Diperkirakan otoritas negara telah mengidentifikasi 279 akun Twitter, serta beberapa akun Facebook dan Instagram juga berada dalam pengawasan, bersama dengan 31 saluran YouTube. Pemerintah bahkan berencana melakukan pemeriksaan forensik terhadap sekitar 200 vlog. Tindakan-tindakan ini dianggap sebagai taktik untuk membungkam suara-suara independen yang menyoroti kejahatan terhadap kemanusiaan yang sedang berlangsung di Pakistan dan untuk menjaga citra kekuatan militer.
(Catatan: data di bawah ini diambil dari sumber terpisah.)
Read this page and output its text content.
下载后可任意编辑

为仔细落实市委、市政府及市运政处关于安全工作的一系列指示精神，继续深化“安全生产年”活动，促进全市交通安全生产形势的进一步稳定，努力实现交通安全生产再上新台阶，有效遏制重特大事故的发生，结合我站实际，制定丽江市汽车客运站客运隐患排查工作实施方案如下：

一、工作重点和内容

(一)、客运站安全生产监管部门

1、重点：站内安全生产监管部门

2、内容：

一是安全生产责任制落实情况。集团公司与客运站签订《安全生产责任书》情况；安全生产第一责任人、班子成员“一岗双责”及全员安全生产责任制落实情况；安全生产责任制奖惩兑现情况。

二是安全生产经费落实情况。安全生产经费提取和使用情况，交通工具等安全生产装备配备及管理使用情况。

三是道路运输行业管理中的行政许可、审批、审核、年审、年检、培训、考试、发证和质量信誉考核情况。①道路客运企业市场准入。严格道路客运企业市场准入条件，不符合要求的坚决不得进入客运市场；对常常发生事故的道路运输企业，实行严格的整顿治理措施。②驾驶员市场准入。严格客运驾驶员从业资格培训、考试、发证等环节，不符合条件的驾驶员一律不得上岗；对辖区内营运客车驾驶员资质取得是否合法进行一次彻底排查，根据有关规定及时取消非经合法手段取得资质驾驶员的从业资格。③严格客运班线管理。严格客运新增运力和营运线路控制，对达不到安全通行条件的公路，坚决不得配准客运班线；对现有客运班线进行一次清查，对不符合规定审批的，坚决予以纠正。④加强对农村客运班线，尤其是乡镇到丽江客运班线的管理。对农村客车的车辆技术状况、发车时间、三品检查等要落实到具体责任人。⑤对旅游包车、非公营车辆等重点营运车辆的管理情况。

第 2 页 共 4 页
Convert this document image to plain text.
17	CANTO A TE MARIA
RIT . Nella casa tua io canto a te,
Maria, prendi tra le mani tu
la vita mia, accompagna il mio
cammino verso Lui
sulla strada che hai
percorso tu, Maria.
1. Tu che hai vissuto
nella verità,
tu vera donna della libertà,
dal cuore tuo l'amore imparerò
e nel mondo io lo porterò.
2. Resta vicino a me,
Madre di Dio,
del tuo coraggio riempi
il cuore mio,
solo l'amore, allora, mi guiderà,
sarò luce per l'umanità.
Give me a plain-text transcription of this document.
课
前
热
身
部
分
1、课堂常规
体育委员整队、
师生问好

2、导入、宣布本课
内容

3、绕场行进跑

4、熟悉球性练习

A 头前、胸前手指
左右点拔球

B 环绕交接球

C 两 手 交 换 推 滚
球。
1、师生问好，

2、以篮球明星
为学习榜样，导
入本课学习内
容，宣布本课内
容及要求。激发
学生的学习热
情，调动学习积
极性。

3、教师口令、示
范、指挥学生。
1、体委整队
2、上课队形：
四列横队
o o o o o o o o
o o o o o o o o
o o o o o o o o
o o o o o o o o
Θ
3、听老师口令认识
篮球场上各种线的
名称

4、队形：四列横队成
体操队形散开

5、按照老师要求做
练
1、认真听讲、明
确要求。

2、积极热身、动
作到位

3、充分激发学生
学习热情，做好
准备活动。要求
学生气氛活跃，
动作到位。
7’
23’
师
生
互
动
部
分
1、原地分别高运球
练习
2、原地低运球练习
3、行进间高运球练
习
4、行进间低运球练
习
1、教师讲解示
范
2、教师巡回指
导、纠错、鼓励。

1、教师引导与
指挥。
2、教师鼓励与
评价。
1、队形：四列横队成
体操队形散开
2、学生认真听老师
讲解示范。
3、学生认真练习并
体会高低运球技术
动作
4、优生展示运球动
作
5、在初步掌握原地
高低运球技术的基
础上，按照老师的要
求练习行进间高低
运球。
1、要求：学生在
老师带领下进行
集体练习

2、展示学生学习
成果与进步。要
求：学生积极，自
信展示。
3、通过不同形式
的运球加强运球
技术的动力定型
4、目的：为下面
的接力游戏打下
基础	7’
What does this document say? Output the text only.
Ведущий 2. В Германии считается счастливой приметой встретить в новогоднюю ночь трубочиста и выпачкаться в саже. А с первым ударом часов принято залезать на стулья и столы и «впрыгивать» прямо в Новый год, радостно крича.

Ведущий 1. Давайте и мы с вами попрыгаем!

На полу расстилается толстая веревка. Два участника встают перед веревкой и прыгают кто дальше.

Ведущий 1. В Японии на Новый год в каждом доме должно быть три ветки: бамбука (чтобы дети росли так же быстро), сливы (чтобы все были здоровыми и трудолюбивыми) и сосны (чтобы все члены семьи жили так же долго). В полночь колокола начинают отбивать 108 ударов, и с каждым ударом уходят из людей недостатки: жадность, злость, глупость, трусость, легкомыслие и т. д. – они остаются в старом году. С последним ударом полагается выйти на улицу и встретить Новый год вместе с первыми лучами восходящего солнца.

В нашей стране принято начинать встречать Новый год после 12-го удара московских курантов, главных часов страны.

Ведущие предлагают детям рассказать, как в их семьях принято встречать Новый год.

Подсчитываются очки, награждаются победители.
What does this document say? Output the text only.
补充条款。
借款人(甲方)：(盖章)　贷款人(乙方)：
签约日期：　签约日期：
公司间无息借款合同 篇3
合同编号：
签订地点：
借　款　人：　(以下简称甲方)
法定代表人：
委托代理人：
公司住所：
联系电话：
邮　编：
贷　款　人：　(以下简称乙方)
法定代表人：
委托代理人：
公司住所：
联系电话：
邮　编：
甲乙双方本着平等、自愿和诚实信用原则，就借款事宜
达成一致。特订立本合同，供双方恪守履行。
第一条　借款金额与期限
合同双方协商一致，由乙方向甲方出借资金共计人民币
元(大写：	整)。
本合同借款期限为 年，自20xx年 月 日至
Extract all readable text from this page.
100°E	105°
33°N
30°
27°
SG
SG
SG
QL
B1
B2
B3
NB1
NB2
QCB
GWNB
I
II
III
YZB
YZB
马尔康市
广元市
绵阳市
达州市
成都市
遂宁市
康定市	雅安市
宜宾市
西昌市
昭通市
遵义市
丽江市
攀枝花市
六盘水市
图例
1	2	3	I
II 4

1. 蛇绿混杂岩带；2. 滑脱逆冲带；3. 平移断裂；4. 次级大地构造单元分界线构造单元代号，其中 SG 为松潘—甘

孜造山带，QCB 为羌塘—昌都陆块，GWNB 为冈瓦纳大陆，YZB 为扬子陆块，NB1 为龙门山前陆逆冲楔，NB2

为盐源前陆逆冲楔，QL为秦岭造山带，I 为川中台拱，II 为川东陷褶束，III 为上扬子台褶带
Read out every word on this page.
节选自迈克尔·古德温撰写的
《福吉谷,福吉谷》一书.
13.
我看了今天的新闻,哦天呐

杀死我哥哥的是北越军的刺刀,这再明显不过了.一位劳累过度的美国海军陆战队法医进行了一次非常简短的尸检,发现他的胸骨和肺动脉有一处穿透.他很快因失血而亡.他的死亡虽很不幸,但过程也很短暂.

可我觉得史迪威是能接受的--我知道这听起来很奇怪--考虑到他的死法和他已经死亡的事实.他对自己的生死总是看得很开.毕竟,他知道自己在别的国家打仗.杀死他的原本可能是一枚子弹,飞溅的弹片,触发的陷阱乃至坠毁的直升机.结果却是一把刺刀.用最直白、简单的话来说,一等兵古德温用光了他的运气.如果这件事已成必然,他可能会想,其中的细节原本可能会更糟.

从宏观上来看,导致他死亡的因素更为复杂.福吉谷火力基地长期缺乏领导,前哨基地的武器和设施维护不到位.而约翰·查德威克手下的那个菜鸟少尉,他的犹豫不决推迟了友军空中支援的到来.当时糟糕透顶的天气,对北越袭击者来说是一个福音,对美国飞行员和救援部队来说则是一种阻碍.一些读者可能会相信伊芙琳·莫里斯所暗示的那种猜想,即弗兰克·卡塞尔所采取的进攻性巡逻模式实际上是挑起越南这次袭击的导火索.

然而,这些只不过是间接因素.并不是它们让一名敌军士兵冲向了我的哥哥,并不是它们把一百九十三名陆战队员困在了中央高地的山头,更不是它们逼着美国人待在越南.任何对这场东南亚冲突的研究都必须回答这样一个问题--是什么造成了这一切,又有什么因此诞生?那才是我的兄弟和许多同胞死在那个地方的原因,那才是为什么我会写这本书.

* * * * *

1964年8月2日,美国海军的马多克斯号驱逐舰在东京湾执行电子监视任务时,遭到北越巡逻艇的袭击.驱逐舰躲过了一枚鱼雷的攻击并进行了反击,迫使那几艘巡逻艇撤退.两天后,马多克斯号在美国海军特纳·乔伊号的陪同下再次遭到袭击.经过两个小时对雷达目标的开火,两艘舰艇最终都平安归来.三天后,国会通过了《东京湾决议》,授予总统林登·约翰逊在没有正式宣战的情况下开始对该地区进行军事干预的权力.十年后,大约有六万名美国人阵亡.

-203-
Menghadapi pengawasan internasional secara rutin terhadap memburuknya situasi hak asasi manusia, Pakistan mati-matian mencari cara untuk menyelamatkan mukanya dan oleh karena itu berupaya untuk menghidupkan kembali apa yang disebut "Koridor Gandhara" di beberapa wilayah di Khyber Pakhtunkhwa (KP) dan Punjab.
Pada tanggal 4 April, Pakistan memperkenalkan "RUU Koridor Gandhara 2024" di Majelis Nasional untuk menghubungkan dengan dunia Buddhis.
Sementara itu, pemerintahan KP telah menyatakan keberatan yang kuat terhadap RUU tersebut, dan menyebutnya sebagai "tindakan federal yang berlebihan" dalam urusan provinsi dan menolaknya karena dianggap kontroversial, inkonstitusional dan tidak etis. Mantan Menteri Arkeologi KP, Syed Aqil Shah, juga mengkritik rancangan undang-undang tersebut, menyatakannya sebagai pelanggaran terhadap Amandemen ke-18 Konstitusi Pakistan, yang menjamin otonomi provinsi.
Organisasi Islam lokal mungkin keberatan dengan RUU Koridor Gandhara dan perhatian khusus yang diberikan kepada agama minoritas di Pakistan.
Rencana Pakistan untuk mempromosikan agama Buddha dipandang sebagai upaya lain untuk mengalihkan perhatian masyarakat internasional dari kekerasan yang sedang berlangsung terhadap kelompok agama minoritas.
Penulis adalah seorang jurnalis senior yang tinggal di Jakarta.